Entertainment Live (also known as E-Live) is a Philippine television talk show broadcast by ABS-CBN. Originally hosted by Toni Gonzaga, Mariel Rodriguez and Bianca Gonzalez, it aired on the network's Yes Weekend line up from August 4, 2007 to January 28, 2012, replaced by Showbiz Inside Report.
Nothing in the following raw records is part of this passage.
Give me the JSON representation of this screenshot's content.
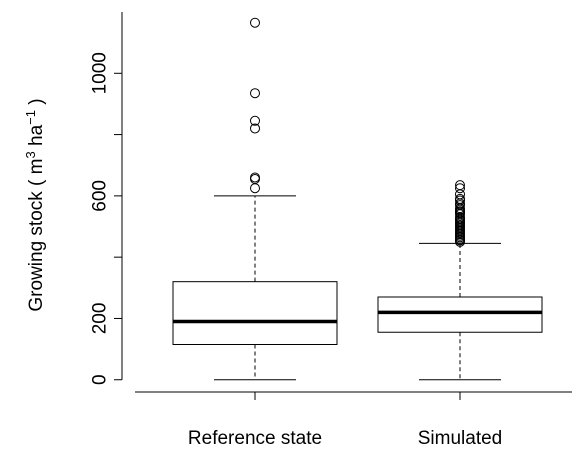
{
  "chart_data": {
    "type": "boxplot",
    "title": "",
    "xlabel": "",
    "ylabel": {
      "text": "Growing stock",
      "paren_open": "(",
      "unit_m": "m",
      "unit_m_exp": "3",
      "unit_ha": "ha",
      "unit_ha_exp": "−1",
      "paren_close": ")"
    },
    "ylim": [
      -40,
      1200
    ],
    "yticks": [
      0,
      200,
      600,
      1000
    ],
    "ytick_labels": [
      "0",
      "200",
      "600",
      "1000"
    ],
    "grid": false,
    "series": [
      {
        "name": "Reference state",
        "whisker_low": 0,
        "q1": 115,
        "median": 190,
        "q3": 320,
        "whisker_high": 600,
        "outliers": [
          625,
          655,
          660,
          820,
          845,
          935,
          1165
        ]
      },
      {
        "name": "Simulated",
        "whisker_low": 0,
        "q1": 155,
        "median": 220,
        "q3": 270,
        "whisker_high": 445,
        "outliers": [
          450,
          455,
          460,
          465,
          470,
          475,
          480,
          485,
          490,
          495,
          500,
          505,
          510,
          515,
          520,
          525,
          530,
          540,
          545,
          550,
          555,
          560,
          570,
          575,
          585,
          590,
          605,
          625,
          635
        ]
      }
    ]
  }
}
Gonzalez, Luis Manzano, Nikki Gil and Ogie Diaz served as the final hosts.

==Cast==

===Main Hosts===
- Bianca Gonzalez (2007–2010, 2011–2012)
- Luis Manzano (2008–2012)
- Nikki Gil (2010–2012)
- Ogie Diaz (2010–2012)

===Guest Hosts===
- Bianca Manalo (2011)
- Ginger Conejero (2011)
- Gretchen Fullido (2011)
- Angelica Panganiban (2011)
- Valerie Concepcion (2011)
- Vilma Santos (2011)

===Former Hosts===
- Toni Gonzaga (2007–2010; transferred to The Buzz)
- Mariel Rodriguez (2007–2010)
- Cesca Litton (2010)
- K Brosas (2011)

==Segments==

===OMG!===
Hosted by the all host of Entertainment Live, this segment let the hosts of the show give their reactions, opinions and points of view.

===Eguess mo===
Hosted by Ogie Diaz for his blind item.

===SixRets===
Six questions to be asked on a guest by Luis Manzano

===E-Live Inbox===
The hosts reads the comments posted by the fans and televiewers.

===Super Fans Day===
Nikki Gil with a celebrity goes to a school and have a special and super cool fans day.

==Awards==
- 2008, 2009, 2010 & 2011 PMPC Star Awards for TV "Best Showbiz-Oriented Talk Show" (Nominated)
- Toni Gonzaga won for "Best Female Showbiz-Oriented Talk Show Host" in 2009 PMPC Star Awards for TV.
- Bianca Gonzalez won for "Best Female Showbiz-Oriented Talk Show Host" in 2010 PMPC Star Awards for TV.
- Luis Manzano won for "Best Male Showbiz-Oriented Talk Show Host" in 2011 PMPC Star Awards for TV.

==Cancellation==
E-live aired its final episode on January 28, 2012. Only Ogie Diaz was carried over to the new talk show Showbiz Inside Report which premiered on February 4, 2012, along with Carmina Villarroel, Janice de Belen and Joey Marquez. Luis Manzano focused on handling some shows including the hit game show Kapamilya, Deal or No Deal (seasons 4 and 5), Myx and Sarah G. Live, Bianca Gonzalez focused on hosting another showbiz news Cinema News on Cinema One, Pinoy Big Brother: Unlimited, and joined Umagang Kay Ganda while Nikki Gil focused on acting for Mundo Man ay Magunaw and handling both ASAP 2012 and Myx.